While Sunshine owner Joe Anderson says “errors were made by both sides,” he’s quick to side with the security hired for the show – provided by an Albuquerque company called Ultimate Security – and he thinks the whole situation could’ve been avoided if Fall Out Boy didn’t violate the theater’s policy restricting audience members from going onstage.

“They said that the incident happened because the house security guard was grabbing on some kid, and that’s not totally true. Of course, they’re gonna ride the hype of the whole thing, because the video got out there, but I’ve read their explanation and they glossed over some things a little bit,” Anderson told MTV News. “Everyone’s just very disappointed with the way the whole thing went down. I know the guy from Ultimate who was involved. He’s a total sweetheart, and I think he was shocked more than anything when the whole situation went down.

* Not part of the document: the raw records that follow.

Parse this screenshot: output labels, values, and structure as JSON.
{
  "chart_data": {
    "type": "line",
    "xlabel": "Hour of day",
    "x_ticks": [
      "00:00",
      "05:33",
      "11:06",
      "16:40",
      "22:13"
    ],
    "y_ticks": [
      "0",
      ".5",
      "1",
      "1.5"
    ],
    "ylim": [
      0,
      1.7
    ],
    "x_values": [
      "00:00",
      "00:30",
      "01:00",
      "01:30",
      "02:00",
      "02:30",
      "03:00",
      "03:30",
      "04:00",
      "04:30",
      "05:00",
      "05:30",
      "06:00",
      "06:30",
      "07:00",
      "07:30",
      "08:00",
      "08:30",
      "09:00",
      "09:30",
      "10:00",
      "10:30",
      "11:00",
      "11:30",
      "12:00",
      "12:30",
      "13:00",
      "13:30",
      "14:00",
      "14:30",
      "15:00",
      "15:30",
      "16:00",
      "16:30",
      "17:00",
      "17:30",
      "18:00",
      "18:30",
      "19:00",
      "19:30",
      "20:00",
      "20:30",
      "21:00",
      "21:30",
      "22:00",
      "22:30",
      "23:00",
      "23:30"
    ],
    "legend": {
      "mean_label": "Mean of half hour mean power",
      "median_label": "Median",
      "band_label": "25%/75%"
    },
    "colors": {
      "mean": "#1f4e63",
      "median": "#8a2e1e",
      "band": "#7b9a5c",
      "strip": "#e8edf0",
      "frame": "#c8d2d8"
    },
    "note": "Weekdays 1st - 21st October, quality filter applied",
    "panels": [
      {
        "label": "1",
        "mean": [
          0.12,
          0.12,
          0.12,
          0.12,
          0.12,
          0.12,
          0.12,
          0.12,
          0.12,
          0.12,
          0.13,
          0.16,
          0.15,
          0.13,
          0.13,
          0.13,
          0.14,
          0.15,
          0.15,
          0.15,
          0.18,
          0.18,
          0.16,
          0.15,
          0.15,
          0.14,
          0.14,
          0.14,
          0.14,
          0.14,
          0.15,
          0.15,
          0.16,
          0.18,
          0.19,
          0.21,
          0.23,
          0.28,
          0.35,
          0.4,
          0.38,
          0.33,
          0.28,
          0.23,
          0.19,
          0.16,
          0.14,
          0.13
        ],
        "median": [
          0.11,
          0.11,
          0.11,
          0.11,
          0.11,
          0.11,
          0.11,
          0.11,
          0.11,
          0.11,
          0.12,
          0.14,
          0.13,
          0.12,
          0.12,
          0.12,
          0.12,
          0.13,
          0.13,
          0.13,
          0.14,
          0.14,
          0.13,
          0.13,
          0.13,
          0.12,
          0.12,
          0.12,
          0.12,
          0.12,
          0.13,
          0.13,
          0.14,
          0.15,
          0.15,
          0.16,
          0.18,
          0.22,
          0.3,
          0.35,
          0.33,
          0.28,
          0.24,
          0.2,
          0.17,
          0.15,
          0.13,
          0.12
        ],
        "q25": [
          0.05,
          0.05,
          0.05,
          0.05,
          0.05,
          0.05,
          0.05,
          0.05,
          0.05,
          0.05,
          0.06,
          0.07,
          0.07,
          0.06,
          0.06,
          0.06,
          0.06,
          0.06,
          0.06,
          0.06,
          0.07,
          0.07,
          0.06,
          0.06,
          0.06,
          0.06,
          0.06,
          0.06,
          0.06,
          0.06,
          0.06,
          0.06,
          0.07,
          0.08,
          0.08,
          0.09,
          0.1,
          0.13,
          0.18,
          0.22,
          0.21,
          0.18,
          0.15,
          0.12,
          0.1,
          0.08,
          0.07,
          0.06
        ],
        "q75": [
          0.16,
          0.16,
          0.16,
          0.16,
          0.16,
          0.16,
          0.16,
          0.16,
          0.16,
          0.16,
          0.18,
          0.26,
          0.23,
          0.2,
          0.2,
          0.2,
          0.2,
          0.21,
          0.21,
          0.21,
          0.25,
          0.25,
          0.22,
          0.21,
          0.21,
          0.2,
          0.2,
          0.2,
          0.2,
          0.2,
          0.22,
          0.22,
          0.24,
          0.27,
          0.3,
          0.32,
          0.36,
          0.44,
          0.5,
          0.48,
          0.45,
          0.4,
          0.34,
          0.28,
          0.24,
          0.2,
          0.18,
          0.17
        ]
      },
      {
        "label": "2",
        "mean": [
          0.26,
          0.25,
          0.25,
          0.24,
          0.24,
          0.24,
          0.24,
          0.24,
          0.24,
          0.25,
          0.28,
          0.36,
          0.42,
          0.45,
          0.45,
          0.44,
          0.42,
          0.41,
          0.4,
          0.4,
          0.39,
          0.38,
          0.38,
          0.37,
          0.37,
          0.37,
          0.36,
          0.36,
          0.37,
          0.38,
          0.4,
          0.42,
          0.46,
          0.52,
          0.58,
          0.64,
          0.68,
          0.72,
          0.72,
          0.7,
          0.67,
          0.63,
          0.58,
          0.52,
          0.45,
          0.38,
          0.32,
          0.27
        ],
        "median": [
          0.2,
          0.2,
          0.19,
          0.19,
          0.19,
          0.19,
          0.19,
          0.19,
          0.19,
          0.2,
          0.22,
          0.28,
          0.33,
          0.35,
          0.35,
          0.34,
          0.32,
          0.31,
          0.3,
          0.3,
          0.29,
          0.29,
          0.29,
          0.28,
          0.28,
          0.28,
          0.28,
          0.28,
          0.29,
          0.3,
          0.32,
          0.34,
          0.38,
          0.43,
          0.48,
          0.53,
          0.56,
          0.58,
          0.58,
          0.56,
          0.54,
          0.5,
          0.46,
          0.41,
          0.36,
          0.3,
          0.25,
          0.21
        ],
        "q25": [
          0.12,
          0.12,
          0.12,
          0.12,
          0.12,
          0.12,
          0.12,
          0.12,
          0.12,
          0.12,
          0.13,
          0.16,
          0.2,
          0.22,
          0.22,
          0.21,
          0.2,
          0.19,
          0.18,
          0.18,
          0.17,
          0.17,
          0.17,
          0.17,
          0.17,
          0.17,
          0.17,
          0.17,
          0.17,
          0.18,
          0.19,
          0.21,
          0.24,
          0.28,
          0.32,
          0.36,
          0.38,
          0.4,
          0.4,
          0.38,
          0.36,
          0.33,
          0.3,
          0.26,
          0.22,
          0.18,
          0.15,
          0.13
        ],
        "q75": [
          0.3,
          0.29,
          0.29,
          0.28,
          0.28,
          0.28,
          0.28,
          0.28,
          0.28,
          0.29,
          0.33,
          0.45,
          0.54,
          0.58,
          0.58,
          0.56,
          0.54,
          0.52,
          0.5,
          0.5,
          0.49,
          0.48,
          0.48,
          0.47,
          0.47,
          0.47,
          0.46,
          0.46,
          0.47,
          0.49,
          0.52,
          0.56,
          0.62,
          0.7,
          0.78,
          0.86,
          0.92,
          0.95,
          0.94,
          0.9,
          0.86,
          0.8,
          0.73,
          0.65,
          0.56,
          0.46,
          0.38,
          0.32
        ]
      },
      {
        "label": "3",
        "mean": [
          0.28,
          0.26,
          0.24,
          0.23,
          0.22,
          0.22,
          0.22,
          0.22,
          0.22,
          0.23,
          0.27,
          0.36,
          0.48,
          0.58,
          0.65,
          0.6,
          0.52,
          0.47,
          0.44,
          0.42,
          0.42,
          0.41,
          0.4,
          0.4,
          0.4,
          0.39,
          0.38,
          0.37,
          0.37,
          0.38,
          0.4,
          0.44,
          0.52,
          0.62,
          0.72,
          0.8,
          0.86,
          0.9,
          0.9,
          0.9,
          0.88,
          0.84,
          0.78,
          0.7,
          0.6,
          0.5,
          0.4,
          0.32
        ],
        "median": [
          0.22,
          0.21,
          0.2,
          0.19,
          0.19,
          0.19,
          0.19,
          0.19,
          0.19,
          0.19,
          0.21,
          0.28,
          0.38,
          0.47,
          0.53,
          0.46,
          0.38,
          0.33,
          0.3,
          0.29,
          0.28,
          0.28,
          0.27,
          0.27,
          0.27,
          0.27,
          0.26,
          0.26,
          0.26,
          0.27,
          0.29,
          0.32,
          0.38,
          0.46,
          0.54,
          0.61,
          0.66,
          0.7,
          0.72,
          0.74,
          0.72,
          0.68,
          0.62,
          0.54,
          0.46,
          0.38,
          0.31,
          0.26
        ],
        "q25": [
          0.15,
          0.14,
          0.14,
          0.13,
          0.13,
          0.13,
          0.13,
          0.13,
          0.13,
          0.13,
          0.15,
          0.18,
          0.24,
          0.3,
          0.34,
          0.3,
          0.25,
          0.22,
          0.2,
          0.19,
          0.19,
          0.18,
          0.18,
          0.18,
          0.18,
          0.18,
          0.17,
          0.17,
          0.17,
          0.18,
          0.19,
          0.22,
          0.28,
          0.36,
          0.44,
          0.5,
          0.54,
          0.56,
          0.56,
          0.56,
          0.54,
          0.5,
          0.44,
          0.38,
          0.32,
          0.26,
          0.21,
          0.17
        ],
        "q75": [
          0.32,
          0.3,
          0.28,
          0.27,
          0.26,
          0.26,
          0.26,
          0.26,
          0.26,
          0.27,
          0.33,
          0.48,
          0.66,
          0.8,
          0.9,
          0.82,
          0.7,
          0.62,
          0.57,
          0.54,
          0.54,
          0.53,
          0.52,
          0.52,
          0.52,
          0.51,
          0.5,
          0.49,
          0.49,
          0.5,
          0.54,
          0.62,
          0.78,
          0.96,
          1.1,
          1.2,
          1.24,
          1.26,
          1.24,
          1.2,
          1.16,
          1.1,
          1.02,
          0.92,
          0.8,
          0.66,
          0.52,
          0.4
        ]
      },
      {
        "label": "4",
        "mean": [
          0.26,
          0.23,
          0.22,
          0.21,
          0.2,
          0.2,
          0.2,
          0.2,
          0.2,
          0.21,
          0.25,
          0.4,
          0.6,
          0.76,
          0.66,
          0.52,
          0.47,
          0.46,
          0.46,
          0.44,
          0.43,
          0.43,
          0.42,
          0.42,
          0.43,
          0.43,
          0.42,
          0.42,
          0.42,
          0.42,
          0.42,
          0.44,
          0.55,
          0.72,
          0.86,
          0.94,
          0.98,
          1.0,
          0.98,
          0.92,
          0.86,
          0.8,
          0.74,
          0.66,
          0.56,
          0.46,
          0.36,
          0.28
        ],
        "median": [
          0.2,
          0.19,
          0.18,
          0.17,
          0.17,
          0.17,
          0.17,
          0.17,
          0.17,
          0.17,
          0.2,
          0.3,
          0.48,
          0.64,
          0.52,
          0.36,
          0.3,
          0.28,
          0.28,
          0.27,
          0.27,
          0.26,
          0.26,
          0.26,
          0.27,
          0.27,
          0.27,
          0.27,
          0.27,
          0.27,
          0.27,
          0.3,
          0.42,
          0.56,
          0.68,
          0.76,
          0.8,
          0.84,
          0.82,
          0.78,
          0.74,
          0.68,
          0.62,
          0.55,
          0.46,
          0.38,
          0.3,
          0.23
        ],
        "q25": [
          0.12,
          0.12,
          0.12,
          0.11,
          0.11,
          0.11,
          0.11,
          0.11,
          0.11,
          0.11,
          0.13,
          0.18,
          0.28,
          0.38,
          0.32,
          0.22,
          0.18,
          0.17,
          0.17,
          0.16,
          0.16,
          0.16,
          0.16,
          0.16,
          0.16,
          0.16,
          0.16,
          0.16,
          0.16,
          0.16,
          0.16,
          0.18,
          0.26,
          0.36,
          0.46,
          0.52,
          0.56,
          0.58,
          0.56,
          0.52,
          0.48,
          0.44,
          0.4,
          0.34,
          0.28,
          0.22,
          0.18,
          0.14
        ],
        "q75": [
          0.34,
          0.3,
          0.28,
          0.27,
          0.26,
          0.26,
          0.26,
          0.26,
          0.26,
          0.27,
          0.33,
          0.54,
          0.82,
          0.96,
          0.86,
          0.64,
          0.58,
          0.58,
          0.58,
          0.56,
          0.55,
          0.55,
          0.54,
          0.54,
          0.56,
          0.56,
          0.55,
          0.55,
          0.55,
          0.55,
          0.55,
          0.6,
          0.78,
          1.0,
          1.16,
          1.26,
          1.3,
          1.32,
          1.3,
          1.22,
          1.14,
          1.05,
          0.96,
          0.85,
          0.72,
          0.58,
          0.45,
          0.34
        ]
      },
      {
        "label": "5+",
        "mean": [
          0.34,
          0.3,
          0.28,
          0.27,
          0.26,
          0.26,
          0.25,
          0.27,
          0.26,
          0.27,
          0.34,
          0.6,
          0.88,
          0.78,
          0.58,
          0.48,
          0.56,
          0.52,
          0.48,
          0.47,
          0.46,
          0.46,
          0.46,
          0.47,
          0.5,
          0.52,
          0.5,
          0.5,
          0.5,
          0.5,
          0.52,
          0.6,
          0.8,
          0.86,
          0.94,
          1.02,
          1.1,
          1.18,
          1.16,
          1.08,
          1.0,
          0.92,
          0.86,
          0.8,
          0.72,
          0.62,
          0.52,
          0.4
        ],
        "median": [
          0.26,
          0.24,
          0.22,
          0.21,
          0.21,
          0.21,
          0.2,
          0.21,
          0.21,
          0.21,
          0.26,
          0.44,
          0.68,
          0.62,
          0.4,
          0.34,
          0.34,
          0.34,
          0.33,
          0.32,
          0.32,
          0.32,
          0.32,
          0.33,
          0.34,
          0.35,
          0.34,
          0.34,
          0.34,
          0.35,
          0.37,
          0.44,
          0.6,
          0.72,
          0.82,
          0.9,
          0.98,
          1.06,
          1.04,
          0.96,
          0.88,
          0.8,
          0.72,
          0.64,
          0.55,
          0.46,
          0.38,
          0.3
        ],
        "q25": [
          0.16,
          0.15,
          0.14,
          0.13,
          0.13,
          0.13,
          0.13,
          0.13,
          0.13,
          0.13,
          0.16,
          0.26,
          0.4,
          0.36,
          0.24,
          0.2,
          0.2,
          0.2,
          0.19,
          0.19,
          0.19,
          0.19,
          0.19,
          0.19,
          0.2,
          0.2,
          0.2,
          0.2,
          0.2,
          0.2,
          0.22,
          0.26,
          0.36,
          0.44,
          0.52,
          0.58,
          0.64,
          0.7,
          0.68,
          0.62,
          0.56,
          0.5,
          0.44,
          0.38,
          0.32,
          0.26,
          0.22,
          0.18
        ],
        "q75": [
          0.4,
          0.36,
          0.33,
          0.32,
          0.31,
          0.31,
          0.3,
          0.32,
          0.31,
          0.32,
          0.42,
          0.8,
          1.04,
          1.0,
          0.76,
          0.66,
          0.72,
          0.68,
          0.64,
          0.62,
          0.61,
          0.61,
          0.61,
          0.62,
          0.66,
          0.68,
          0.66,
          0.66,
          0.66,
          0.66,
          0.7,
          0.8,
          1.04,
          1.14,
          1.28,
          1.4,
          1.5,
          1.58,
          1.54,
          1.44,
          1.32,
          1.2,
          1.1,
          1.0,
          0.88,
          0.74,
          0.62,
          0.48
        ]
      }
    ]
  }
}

“We have a policy at the Sunshine that we don’t permit audience members on the performance area. It’s a liability. You just can’t have 800 people running to get up onstage. Now whether or not the band was made aware of this before the show is up for debate,” he continued. “The people at the venue say that it was made clear to Fall Out Boy’s security team at the preshow security meeting. And all I’m getting from the band is some pretty shifty stories. But somewhere along the way, the message was lost. … I’ve worked with Fall Out Boy in the past, and I don’t know if I will do it again. Who knows? In the end, when something like this happens, you have to take sides.”